Saturday, August 3, 2019

Shrimp/Scallops with Goat Cheese


Blue Goat Dairy at Davidson Market

We buy some wonderful goat cheese at a stand called the Blue Goat Dairy at the Davidson Farm Market.  The young lady there gave me some recipes she uses with some of her goat cheese flavors—we buy garlic and chives, but she has many flavors.  Here is one of several recipes she uses with a couple of her goat cheese medleys.

Samba Scallops over Pasta
1 pound large fresh scallops
2 TBL butter
½ TSP minced garlic
1 pound Farfalle or bowtie pasta
½ pint jar of Blue Goat Dairy Samba (goat cheese medley with capers and sundried tomatoes

To cook:
1. Melt butter in saute’ pan over medium heat, add garlic and mix well with butter. 
2. Add scallops into garlic butter and brown each side.
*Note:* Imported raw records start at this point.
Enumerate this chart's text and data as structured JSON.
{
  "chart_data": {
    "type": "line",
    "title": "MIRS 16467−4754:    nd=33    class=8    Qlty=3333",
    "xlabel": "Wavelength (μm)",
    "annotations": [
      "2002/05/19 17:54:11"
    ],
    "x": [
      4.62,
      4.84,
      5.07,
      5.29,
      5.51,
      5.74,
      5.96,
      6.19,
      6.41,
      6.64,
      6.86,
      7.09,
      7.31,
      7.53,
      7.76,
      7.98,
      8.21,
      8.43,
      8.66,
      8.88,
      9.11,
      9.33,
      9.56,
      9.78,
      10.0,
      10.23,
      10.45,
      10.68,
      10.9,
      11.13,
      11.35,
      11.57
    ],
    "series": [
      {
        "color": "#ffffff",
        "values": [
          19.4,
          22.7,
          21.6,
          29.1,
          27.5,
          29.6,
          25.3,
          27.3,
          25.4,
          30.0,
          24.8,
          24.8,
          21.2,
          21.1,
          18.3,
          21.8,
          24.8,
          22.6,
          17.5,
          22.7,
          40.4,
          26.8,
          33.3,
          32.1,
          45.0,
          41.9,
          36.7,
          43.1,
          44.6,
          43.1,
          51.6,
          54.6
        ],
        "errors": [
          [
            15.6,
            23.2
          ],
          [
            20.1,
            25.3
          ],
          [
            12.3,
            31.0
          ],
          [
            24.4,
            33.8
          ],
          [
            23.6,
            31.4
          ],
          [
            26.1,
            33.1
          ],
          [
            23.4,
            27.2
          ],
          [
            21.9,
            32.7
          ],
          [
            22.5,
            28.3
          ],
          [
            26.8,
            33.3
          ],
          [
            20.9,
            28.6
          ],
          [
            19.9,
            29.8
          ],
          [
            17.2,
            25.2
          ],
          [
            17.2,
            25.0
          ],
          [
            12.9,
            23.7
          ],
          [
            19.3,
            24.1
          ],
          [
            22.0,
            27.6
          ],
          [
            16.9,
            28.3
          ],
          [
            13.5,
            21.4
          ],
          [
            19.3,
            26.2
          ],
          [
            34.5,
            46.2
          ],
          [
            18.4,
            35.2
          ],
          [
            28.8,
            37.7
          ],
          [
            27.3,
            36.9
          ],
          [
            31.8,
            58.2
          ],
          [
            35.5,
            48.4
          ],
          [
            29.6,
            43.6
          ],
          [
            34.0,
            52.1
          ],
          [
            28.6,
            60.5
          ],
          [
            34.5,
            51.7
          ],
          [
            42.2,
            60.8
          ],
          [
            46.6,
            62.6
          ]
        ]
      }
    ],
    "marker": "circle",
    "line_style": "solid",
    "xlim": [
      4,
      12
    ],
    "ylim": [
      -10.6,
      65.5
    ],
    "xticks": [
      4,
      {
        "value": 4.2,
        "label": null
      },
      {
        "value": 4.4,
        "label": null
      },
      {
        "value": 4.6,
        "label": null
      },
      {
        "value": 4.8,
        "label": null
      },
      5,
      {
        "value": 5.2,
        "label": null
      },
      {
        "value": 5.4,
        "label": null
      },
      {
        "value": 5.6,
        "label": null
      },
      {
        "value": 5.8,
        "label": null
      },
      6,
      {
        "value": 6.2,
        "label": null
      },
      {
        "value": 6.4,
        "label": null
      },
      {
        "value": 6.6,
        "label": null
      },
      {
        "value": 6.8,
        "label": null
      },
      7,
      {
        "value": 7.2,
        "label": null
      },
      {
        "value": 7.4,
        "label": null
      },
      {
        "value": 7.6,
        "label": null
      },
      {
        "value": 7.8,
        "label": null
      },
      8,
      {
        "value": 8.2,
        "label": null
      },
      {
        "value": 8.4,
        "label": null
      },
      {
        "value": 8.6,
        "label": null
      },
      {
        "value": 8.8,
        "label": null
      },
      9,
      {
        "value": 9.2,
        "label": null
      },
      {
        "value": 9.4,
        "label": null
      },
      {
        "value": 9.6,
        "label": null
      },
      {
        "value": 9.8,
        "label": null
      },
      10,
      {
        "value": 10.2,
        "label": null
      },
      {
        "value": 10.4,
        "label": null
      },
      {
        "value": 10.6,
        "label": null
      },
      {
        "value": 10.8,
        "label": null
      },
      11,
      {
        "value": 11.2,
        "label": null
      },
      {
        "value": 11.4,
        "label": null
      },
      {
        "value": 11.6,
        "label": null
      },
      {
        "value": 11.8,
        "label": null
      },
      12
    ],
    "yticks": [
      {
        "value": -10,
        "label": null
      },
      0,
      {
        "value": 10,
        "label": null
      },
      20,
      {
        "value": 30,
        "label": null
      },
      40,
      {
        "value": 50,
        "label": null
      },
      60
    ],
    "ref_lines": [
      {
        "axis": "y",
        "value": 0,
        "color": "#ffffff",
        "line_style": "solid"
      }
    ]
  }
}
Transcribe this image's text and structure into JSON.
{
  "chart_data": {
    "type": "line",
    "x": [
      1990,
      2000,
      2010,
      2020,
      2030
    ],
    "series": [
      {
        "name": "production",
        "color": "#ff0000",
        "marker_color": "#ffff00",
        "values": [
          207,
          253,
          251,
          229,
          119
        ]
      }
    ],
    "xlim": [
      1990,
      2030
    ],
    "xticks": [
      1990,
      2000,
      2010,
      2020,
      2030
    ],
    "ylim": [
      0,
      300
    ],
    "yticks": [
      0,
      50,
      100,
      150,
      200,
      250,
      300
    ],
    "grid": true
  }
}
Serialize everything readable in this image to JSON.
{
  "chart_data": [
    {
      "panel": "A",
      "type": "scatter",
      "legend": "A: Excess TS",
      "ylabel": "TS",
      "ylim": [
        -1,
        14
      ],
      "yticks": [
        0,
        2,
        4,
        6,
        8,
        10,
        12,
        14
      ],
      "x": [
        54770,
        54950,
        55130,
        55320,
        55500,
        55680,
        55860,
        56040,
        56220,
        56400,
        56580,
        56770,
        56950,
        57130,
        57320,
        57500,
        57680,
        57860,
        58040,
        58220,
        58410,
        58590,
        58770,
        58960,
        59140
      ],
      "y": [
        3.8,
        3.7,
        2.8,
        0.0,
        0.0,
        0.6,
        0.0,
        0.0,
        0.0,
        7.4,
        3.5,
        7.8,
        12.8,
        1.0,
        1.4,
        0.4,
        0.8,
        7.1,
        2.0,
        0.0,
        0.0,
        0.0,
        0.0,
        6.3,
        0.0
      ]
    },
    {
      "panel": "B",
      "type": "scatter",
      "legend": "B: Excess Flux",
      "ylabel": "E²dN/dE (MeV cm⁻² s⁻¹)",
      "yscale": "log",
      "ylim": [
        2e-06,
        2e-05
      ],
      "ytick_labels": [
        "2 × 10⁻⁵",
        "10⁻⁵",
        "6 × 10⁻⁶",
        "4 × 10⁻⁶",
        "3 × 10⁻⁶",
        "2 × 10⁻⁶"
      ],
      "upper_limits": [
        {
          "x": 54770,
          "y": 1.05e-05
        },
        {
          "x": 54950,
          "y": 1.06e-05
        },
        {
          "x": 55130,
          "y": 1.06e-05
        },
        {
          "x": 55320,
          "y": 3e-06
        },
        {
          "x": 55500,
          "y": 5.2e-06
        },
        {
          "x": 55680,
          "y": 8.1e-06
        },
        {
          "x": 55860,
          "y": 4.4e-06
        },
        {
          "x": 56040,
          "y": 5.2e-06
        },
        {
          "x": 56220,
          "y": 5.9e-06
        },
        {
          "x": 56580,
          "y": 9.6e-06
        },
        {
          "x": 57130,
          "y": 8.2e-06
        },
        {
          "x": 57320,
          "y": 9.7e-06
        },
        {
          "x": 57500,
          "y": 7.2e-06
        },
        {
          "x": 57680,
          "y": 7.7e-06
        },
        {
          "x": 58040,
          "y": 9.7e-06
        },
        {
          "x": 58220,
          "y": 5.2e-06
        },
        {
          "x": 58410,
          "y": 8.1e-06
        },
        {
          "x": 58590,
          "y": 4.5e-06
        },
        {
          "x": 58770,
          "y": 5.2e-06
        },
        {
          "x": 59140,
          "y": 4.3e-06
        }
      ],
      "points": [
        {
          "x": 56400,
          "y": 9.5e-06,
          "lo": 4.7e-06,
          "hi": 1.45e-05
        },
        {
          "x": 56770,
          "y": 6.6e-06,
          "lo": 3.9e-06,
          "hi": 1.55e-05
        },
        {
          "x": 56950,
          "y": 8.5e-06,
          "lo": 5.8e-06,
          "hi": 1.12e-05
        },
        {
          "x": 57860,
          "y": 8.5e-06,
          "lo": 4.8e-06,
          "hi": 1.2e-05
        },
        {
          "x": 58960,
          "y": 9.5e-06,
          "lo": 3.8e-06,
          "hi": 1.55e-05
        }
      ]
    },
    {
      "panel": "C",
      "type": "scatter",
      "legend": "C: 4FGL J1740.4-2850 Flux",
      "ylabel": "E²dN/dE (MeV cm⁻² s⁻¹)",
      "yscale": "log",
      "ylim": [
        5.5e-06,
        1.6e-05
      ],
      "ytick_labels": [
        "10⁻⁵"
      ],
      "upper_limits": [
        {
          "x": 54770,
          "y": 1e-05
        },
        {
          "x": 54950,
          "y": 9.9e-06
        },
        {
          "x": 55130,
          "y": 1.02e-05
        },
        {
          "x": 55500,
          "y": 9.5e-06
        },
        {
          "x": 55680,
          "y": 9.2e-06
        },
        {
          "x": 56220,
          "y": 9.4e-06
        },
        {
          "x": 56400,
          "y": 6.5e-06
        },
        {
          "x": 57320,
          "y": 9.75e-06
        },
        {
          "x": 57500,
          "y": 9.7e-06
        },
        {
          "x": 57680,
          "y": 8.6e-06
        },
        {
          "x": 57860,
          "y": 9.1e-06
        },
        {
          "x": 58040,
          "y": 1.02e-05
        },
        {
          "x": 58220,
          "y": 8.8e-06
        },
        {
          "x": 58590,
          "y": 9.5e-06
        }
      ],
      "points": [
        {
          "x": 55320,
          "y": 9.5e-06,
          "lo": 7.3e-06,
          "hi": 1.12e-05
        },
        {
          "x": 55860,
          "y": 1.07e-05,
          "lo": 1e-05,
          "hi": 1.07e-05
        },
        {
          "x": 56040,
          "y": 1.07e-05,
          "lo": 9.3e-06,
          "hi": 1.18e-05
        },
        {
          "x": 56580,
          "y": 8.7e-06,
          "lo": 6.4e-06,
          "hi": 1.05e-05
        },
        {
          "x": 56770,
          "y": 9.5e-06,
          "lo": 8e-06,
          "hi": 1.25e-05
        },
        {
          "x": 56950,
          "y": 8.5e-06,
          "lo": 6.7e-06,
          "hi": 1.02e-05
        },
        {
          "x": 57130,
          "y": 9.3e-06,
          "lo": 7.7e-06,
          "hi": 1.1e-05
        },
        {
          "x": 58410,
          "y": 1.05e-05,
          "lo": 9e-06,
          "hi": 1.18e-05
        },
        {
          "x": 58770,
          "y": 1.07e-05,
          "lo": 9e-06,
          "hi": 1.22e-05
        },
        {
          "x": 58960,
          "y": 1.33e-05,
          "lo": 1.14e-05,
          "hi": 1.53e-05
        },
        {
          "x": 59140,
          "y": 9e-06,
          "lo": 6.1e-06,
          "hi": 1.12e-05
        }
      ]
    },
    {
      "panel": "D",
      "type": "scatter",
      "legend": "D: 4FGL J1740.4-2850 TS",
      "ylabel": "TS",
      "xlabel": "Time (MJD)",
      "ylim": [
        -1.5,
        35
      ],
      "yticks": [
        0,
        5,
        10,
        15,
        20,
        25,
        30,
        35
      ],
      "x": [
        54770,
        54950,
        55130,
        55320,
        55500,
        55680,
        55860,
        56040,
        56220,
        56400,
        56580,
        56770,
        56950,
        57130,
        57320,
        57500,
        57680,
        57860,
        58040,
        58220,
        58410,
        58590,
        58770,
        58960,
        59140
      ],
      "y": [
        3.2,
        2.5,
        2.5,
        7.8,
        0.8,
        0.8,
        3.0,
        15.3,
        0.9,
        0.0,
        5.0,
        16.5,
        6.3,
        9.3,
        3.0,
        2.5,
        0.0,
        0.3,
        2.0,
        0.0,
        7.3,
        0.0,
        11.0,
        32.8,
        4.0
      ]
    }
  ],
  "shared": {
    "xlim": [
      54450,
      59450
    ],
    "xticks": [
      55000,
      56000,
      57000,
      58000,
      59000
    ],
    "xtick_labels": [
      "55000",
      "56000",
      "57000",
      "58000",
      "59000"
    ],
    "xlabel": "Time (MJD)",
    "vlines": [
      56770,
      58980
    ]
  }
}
Appearance should be white (not translucent) with a golden light brown finish on both sides. 
3. Add ¼ cup of Samba and stir gently together for one minute, turning scallops once.
4. Cook pasta until tender yet firm, drain and immediately add ¼ to ½ cup of Samba to pasta in pot stirring pasta until well coated.
5. Dish pasta into bowls and top with scallops dotted with sauce. Serve hot.

Variation on a theme:
Using the above recipe, substitute shrimp for the scallops. Prepare everything the same way, but add Tango goat cheese medley (Tango is made with goat cheese, pesto, garlic peppers, and olives).

This dish can be served with a spinach salad, topped with micro greens, toasted pine nuts, balsamic oil dressing and Blue Goat plain salad crumbles.